In clinical practice we consider that when ACA-IgG levels reach >40 GPL an increased risk of a thrombotic event has to be taken into account. The discovery that some patients developed such high levels raised some concern about whether we should have treated these patients or not with antiaggregants. No clinical manifestations related to antiphospholipid antibody positivity were observed. More importantly we noted a real variation of the antibody levels over time. This behaviour might have been related to the anti-TNFα treatment which was given continuously, but a temporary activation of the B cells is a more realistic explanation. This led us to assess whether microbes or fungi might have been involved. It is well known that TNFα is crucial for the clearance of infectious agents.5,6 Our data suggest that this was indeed the case. In fact a temporal relationship was seen on all occasions but one in the etanercept group, and eradication of the infection led ACA levels to drop in the great majority of cases. In the control group a smaller percentage of patients developed an infection, and only in 60% could a temporal relationship between the appearance of ACA and infections be shown. This suggests that other immunological processes may favour the appearance of the antibodies during combination treatment. Certainly, in patients infected, antibiotics led to a normalisation of the antibodies.

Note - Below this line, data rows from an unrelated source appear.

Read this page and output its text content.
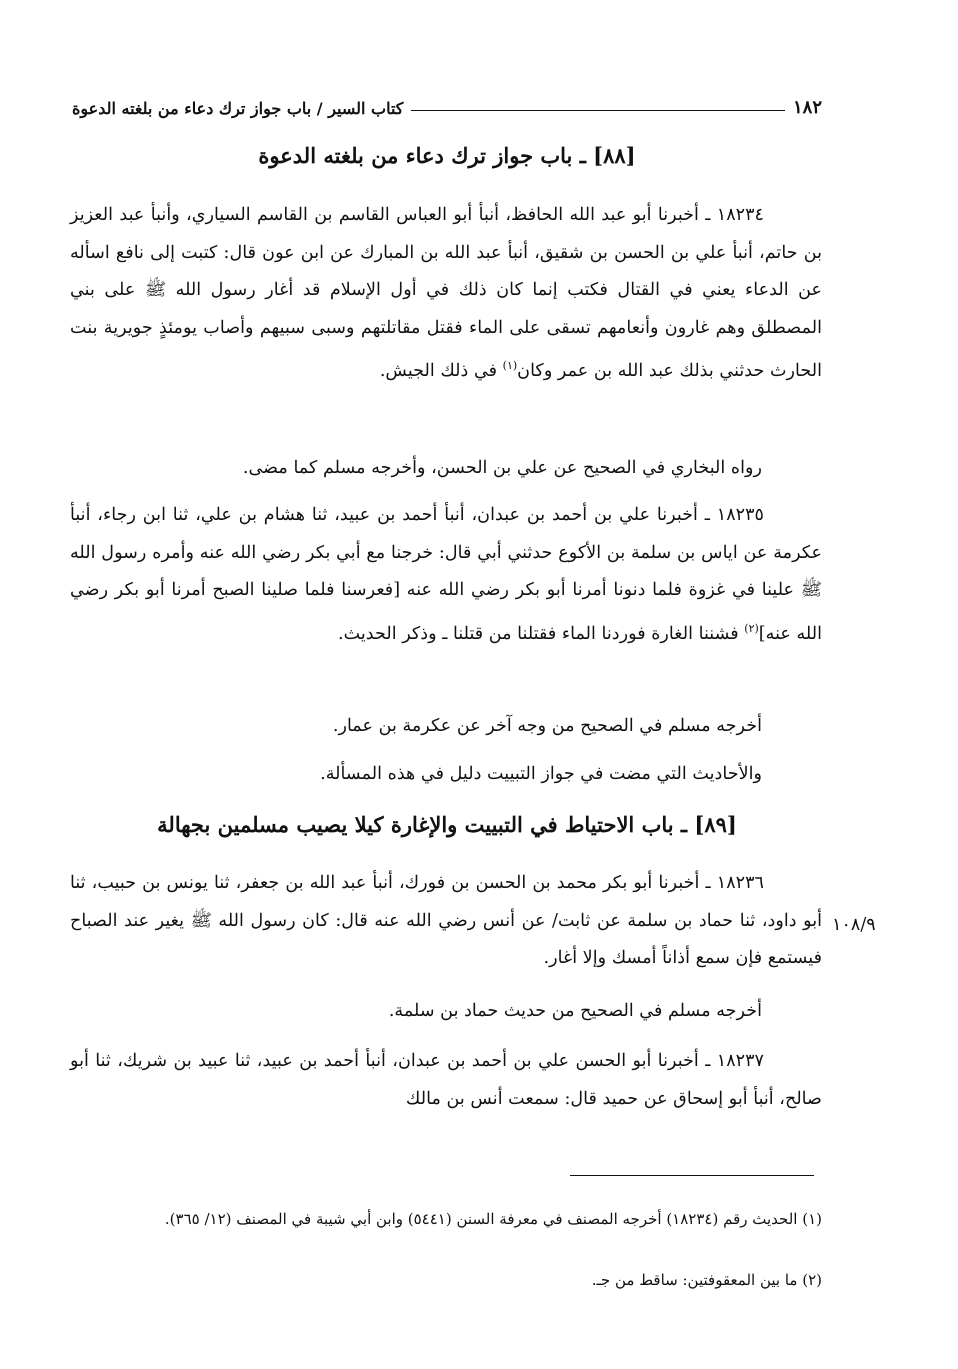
١٨٢
كتاب السير / باب جواز ترك دعاء من بلغته الدعوة
[٨٨] ـ باب جواز ترك دعاء من بلغته الدعوة
١٨٢٣٤ ـ أخبرنا أبو عبد الله الحافظ، أنبأ أبو العباس القاسم بن القاسم السياري، وأنبأ عبد العزيز بن حاتم، أنبأ علي بن الحسن بن شقيق، أنبأ عبد الله بن المبارك عن ابن عون قال: كتبت إلى نافع اسأله عن الدعاء يعني في القتال فكتب إنما كان ذلك في أول الإسلام قد أغار رسول الله ﷺ على بني المصطلق وهم غارون وأنعامهم تسقى على الماء فقتل مقاتلتهم وسبى سبيهم وأصاب يومئذٍ جويرية بنت الحارث حدثني بذلك عبد الله بن عمر وكان$^{(١)}$ في ذلك الجيش.
رواه البخاري في الصحيح عن علي بن الحسن، وأخرجه مسلم كما مضى.
١٨٢٣٥ ـ أخبرنا علي بن أحمد بن عبدان، أنبأ أحمد بن عبيد، ثنا هشام بن علي، ثنا ابن رجاء، أنبأ عكرمة عن اياس بن سلمة بن الأكوع حدثني أبي قال: خرجنا مع أبي بكر رضي الله عنه وأمره رسول الله ﷺ علينا في غزوة فلما دنونا أمرنا أبو بكر رضي الله عنه [فعرسنا فلما صلينا الصبح أمرنا أبو بكر رضي الله عنه]$^{(٢)}$ فشننا الغارة فوردنا الماء فقتلنا من قتلنا ـ وذكر الحديث.
أخرجه مسلم في الصحيح من وجه آخر عن عكرمة بن عمار.
والأحاديث التي مضت في جواز التبييت دليل في هذه المسألة.
[٨٩] ـ باب الاحتياط في التبييت والإغارة كيلا يصيب مسلمين بجهالة
١٨٢٣٦ ـ أخبرنا أبو بكر محمد بن الحسن بن فورك، أنبأ عبد الله بن جعفر، ثنا يونس بن حبيب، ثنا أبو داود، ثنا حماد بن سلمة عن ثابت/ عن أنس رضي الله عنه قال: كان رسول الله ﷺ يغير عند الصباح فيستمع فإن سمع أذاناً أمسك وإلا أغار.
١٠٨/٩
أخرجه مسلم في الصحيح من حديث حماد بن سلمة.
١٨٢٣٧ ـ أخبرنا أبو الحسن علي بن أحمد بن عبدان، أنبأ أحمد بن عبيد، ثنا عبيد بن شريك، ثنا أبو صالح، أنبأ أبو إسحاق عن حميد قال: سمعت أنس بن مالك
(١) الحديث رقم (١٨٢٣٤) أخرجه المصنف في معرفة السنن (٥٤٤١) وابن أبي شيبة في المصنف (١٢/ ٣٦٥).
(٢) ما بين المعقوفتين: ساقط من جـ.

It is known that nasal colonisation with Staph aureus is common, it can occur in 15–44% of the general population and is usually without ill effects.7,8 In our patients with rheumatoid arthritis the incidence of positive carriage of infection fell within this range. All the patients with a high number of colonies and a low grade fever, had improved overall health (no more fever, improvement of the number of swollen joints) and improved laboratory parameters after treatment with the antibiotics. These results suggest that in our patients, as found in Wegener's disease,9 eradication of Staph aureus infection had a significant effect.

A possible explanation of why the infection can lead to the appearance of ACA might be found in the bacterial DNA, which is enriched in unmethylated CpG motifs.10 CpG motifs can activate CD86 expression, interleukin 6 synthesis by B cells, and interferon γ by natural killer and T helper 1 cells.11–13 These motifs expressed by Staphylococcus DNA (as well as by E coli DNA) may well act as activators of B cells once TNFα is blocked by the biological agent. The prompt decrease of ACA-IgG synthesis after bacterial eradication strongly supports the involvement of infection in our patients.